To consummate the acquisition of HEKA Canada and its wholly owned subsidiary, HEKA US, on January 8, 2015, Ealing Scientific Limited, a Canadian limited liability company and a wholly owned subsidiary of the Company (“Ealing”), entered into a Share Purchase Agreement (the “HEKA Canada Purchase Agreement”) with Dr. Peter Schulze (“HEKA Canada Seller”), pursuant to which Ealing agreed to acquire all of the outstanding shares of HEKA Canada from the HEKA Canada Seller.  The closing of the acquisition of HEKA Canada and HEKA US occurred simultaneously with the signing of the HEKA Canada Purchase Agreement.  The initial estimated purchase price for the purchase of HEKA Canada and HEKA US consisted of approximately €2.8 million, which was paid in cash in Canadian dollars.

The HEKA Canada Purchase Agreement contains customary representations, warranties and indemnification provisions, as well as a customary post-closing adjustment to the estimated purchase price based on reviews of the closing calculations of financial liabilities, cash and working capital.  In addition, the HEKA Canada Purchase Agreement contains non-competition provisions pursuant to which the HEKA Canada Seller agreed that it would not directly or indirectly engage in the current business of HEKA Canada existing as of closing date of the transaction, for a period of two years following the closing date of the transaction.

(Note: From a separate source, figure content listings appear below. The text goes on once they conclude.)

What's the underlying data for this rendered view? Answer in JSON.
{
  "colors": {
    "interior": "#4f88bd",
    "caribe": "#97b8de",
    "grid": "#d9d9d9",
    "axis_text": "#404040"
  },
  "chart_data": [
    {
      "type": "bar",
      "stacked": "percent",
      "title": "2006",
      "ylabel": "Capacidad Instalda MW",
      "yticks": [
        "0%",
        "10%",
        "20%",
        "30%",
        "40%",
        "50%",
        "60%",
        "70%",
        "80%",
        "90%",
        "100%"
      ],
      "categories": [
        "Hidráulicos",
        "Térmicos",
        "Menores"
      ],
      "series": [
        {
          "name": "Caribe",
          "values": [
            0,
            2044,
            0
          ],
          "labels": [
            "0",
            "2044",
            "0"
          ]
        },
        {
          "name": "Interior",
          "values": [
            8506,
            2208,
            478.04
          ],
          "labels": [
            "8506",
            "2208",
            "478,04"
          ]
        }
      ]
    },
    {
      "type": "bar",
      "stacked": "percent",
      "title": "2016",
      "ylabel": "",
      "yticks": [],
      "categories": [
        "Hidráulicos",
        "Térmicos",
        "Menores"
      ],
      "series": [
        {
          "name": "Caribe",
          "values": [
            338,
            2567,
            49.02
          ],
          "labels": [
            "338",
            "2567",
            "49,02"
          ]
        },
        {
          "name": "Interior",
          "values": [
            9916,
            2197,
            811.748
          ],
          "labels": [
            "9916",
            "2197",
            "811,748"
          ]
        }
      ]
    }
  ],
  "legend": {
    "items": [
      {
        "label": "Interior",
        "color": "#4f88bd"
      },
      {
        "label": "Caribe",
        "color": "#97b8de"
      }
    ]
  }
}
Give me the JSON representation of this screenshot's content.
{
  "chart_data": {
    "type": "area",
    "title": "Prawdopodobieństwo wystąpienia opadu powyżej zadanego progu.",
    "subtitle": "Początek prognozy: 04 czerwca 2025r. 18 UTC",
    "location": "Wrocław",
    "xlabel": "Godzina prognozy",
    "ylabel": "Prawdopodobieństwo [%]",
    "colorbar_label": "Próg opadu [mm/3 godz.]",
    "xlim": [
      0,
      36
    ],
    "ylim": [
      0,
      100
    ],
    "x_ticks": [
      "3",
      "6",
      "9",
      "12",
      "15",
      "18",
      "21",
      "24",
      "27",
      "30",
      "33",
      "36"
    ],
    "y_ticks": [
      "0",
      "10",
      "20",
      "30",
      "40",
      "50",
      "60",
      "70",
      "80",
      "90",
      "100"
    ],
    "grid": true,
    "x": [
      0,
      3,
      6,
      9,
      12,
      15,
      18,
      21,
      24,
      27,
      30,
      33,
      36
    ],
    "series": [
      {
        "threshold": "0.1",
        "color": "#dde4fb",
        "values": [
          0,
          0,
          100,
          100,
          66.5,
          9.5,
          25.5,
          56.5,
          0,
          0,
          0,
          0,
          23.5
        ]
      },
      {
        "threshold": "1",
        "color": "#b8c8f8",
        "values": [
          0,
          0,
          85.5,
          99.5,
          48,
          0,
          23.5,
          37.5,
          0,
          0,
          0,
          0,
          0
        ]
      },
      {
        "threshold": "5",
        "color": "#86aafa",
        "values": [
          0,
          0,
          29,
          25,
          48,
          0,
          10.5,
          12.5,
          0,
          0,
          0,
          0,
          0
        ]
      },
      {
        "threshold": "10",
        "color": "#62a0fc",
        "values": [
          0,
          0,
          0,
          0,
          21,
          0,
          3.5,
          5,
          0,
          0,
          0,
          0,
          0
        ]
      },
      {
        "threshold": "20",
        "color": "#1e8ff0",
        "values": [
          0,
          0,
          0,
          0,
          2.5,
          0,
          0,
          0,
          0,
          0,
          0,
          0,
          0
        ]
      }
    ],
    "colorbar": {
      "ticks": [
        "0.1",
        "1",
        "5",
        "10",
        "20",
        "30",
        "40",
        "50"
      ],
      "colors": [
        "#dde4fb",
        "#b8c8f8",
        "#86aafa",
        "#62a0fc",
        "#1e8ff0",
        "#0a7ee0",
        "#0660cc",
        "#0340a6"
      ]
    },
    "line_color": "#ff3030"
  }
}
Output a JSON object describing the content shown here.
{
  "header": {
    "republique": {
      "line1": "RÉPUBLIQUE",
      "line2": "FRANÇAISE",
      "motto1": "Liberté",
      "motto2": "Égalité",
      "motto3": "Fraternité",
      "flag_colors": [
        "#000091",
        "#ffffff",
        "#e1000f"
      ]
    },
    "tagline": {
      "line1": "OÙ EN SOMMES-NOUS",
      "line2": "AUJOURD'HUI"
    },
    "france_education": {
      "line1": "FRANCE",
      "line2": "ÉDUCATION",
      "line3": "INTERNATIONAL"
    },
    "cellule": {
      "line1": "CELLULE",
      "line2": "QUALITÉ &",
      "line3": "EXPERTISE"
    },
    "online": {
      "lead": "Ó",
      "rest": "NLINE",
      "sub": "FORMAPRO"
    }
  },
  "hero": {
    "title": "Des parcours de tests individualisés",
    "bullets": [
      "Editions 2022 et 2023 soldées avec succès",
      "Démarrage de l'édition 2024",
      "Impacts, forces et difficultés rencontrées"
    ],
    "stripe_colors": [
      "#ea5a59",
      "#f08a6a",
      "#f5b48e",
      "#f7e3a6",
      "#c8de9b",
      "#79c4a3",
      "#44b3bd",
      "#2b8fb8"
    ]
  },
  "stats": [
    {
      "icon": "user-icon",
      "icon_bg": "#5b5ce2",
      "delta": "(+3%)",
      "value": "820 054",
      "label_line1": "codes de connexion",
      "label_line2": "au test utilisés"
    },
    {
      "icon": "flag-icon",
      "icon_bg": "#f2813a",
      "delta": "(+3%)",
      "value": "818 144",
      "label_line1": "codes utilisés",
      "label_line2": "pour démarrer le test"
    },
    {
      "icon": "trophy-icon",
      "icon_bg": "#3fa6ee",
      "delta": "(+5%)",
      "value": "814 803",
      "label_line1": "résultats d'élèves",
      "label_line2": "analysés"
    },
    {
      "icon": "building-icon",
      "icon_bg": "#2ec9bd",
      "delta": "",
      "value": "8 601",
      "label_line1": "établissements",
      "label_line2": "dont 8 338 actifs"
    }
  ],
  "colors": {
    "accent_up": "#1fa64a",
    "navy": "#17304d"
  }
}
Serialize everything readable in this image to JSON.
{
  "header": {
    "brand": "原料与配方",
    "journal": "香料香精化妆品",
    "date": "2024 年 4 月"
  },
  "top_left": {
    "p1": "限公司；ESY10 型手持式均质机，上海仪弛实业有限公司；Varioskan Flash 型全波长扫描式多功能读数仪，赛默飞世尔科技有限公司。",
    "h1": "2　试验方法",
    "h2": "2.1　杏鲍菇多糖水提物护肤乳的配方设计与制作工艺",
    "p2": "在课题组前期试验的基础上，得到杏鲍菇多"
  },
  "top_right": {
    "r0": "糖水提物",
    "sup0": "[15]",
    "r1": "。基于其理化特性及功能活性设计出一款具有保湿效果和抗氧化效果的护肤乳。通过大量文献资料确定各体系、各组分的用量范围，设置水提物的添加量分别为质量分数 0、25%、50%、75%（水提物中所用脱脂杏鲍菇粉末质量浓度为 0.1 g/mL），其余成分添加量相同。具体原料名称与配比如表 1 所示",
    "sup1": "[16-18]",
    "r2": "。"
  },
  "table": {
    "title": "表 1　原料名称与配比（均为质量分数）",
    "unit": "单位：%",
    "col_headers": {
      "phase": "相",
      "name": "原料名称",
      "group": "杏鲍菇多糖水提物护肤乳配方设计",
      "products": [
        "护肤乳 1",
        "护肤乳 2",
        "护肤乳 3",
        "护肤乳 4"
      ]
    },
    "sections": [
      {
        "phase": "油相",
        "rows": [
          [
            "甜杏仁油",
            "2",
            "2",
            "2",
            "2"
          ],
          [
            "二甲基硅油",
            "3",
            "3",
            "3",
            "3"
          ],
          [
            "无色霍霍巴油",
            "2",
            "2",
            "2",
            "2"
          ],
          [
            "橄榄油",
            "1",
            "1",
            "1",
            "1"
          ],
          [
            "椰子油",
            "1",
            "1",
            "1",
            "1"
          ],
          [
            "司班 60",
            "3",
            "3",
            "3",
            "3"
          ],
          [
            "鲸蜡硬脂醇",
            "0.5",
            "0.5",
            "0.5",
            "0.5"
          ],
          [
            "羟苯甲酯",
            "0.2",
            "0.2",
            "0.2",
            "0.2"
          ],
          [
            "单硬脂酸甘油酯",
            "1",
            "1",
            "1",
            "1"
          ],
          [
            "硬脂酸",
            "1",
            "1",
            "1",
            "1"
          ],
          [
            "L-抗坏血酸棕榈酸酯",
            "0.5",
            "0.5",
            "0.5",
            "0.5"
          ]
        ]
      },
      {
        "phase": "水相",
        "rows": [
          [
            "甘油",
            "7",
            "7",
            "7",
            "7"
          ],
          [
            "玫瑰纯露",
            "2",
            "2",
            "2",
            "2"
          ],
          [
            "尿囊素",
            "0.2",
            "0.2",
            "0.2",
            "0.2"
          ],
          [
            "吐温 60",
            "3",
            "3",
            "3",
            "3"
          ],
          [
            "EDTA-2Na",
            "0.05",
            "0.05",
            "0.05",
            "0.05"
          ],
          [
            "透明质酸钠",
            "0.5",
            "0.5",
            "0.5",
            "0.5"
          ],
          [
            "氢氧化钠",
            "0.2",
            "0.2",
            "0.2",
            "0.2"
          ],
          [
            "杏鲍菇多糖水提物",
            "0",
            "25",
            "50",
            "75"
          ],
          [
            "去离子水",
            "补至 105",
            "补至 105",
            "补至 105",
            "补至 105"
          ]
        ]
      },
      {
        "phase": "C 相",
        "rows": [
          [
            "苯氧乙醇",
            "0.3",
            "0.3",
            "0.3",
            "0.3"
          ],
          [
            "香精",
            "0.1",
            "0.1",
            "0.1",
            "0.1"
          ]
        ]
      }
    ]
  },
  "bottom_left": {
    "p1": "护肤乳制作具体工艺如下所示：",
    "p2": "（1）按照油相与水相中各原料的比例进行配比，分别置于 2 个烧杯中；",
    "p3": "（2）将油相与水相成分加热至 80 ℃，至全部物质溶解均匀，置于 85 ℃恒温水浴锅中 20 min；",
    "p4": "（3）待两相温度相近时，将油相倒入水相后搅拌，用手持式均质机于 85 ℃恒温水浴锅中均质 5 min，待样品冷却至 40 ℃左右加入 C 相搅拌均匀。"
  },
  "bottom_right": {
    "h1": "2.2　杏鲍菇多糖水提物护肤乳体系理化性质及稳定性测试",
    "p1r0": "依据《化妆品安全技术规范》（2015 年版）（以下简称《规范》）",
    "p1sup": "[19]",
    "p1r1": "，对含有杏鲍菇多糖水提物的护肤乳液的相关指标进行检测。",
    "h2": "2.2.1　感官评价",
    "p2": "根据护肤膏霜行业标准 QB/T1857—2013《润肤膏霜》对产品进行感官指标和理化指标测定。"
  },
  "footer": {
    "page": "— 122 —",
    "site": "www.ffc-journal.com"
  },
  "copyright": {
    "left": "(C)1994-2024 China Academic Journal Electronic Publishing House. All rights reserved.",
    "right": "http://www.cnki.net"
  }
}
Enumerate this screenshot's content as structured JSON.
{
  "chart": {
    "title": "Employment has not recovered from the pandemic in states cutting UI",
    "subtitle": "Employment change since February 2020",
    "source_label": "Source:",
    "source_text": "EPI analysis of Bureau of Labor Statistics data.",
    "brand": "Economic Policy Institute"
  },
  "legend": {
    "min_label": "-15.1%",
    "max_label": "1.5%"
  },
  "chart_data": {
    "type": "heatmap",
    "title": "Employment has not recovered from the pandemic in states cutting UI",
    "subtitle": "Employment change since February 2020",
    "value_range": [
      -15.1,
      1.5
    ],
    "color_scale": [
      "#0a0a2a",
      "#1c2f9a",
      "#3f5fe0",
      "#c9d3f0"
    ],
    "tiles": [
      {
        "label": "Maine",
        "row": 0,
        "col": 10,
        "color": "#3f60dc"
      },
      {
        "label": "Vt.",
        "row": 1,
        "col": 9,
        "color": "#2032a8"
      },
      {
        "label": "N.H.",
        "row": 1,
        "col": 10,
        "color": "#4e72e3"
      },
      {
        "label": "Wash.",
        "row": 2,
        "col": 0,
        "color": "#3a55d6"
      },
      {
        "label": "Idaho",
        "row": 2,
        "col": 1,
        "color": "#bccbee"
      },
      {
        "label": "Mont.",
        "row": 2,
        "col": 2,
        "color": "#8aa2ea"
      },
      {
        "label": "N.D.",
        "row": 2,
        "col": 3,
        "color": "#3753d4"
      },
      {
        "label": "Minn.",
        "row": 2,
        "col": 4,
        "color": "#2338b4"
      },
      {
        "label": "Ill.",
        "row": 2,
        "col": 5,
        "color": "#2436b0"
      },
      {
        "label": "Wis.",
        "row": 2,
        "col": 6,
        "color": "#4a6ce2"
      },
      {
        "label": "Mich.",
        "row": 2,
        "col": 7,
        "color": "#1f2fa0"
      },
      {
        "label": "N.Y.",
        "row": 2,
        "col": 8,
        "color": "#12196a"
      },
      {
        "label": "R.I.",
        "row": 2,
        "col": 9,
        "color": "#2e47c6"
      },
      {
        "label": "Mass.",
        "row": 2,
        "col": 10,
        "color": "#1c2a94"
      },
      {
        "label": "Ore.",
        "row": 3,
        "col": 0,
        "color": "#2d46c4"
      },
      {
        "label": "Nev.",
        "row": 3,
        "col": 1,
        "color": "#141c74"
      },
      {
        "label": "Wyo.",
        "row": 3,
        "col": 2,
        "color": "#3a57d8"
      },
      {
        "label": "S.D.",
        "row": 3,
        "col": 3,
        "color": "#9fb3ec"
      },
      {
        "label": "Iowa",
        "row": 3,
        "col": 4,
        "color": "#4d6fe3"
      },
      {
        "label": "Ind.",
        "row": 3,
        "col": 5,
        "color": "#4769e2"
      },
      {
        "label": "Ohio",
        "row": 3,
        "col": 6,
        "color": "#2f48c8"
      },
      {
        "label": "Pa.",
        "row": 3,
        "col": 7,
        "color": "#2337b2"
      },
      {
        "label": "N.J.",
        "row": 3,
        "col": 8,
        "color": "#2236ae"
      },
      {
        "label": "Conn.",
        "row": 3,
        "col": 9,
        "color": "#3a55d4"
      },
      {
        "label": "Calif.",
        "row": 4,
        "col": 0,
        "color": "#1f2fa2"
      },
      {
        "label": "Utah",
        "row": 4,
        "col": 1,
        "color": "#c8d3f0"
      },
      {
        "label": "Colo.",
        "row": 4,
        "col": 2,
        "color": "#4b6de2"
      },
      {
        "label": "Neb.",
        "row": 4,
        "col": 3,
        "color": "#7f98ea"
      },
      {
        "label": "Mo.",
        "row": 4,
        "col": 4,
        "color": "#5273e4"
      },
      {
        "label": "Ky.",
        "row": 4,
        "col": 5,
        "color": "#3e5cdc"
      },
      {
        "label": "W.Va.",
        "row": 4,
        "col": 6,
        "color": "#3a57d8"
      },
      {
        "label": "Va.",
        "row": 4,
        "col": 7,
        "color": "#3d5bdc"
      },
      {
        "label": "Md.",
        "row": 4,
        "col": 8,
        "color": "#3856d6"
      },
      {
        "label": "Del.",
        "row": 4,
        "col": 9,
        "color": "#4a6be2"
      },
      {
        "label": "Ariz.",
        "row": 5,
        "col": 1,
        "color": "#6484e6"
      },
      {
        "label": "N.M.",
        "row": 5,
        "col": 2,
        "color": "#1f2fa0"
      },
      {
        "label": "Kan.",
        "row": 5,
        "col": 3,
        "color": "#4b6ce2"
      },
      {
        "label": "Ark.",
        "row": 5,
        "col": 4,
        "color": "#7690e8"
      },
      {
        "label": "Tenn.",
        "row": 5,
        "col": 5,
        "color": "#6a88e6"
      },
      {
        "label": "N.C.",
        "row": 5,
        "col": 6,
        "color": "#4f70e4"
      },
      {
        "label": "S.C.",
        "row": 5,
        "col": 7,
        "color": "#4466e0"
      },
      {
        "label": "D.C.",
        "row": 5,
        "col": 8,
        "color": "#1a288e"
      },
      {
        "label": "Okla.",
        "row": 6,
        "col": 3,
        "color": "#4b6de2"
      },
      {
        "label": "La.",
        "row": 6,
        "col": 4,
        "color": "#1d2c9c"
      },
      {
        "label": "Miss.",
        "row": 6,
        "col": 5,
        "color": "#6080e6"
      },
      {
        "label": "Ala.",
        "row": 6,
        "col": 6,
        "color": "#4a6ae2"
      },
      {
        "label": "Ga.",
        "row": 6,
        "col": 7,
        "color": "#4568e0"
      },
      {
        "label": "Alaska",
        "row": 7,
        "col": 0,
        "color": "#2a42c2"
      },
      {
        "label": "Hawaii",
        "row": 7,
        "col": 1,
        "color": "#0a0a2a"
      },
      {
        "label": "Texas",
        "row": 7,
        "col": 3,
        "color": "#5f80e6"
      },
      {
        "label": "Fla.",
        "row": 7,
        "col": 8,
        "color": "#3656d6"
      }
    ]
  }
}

The preceding description of the HEKA Canada Purchase Agreement is a summary of its material terms, does not purport to be complete, and is qualified in its entirety by the HEKA Canada Purchase Agreement, which is filed herewith as Exhibit 2.2.

 
 

 
Item 9.01. Financial Statements and Exhibits.
 
(d) Exhibits.
 
Exhibit
Number
 
 
Title
2.1
 
 
Share Purchase Agreement, dated January 8, 2015, by and between Multi Channel Systems MCS GmbH, as Buyer, and Dr. Peter Schulze GmbH & Co. KG, as Seller*
2.2
 
 
Share Purchase Agreement, dated January 8, 2015, by and between Ealing Scientific Limited, as Buyer, and Dr. Peter Schulze, as Seller*
99.1
Press Release issued by Harvard Bioscience, Inc. on January 8, 2015
 
* The Company has omitted the schedules, exhibits and annexes to this agreement pursuant to Item 601(b)(2) of Regulation S-K and shall furnish supplementally to the SEC copies of any of the omitted schedules and exhibits upon request.


 
 
 

 
SIGNATURE
 
    Pursuant to the requirements of the Securities Exchange Act of 1934, as amended, the Registrant has duly caused this report to be signed on its behalf by the undersigned hereunto duly authorized.
 
   
HARVARD BIOSCIENCE, INC.
   
  (Registrant)
 
January 9, 2015
 
/s/   ROBERT GAGNON
 (Date)    Robert Gagnon
Chief Financial Officer

 

 
 

 
INDEX TO EXHIBITS
 
Exhibit
Number
 
 
Title
2.1
 
 
Share Purchase Agreement, dated January 8, 2015, by and between Multi Channel Systems MCS GmbH, as Buyer, and Dr. Peter Schulze GmbH & Co. KG, as Seller*
2.2
 
 
Share Purchase Agreement, dated January 8, 2015, by and between Ealing Scientific Limited, as Buyer, and Dr. Peter Schulze, as Seller*
99.1
Press Release issued by Harvard Bioscience, Inc. on January 8, 2015
 
* The Company has omitted the schedules, exhibits and annexes to this agreement pursuant to Item 601(b)(2) of Regulation S-K and shall furnish supplementally to the SEC copies of any of the omitted schedules and exhibits upon request.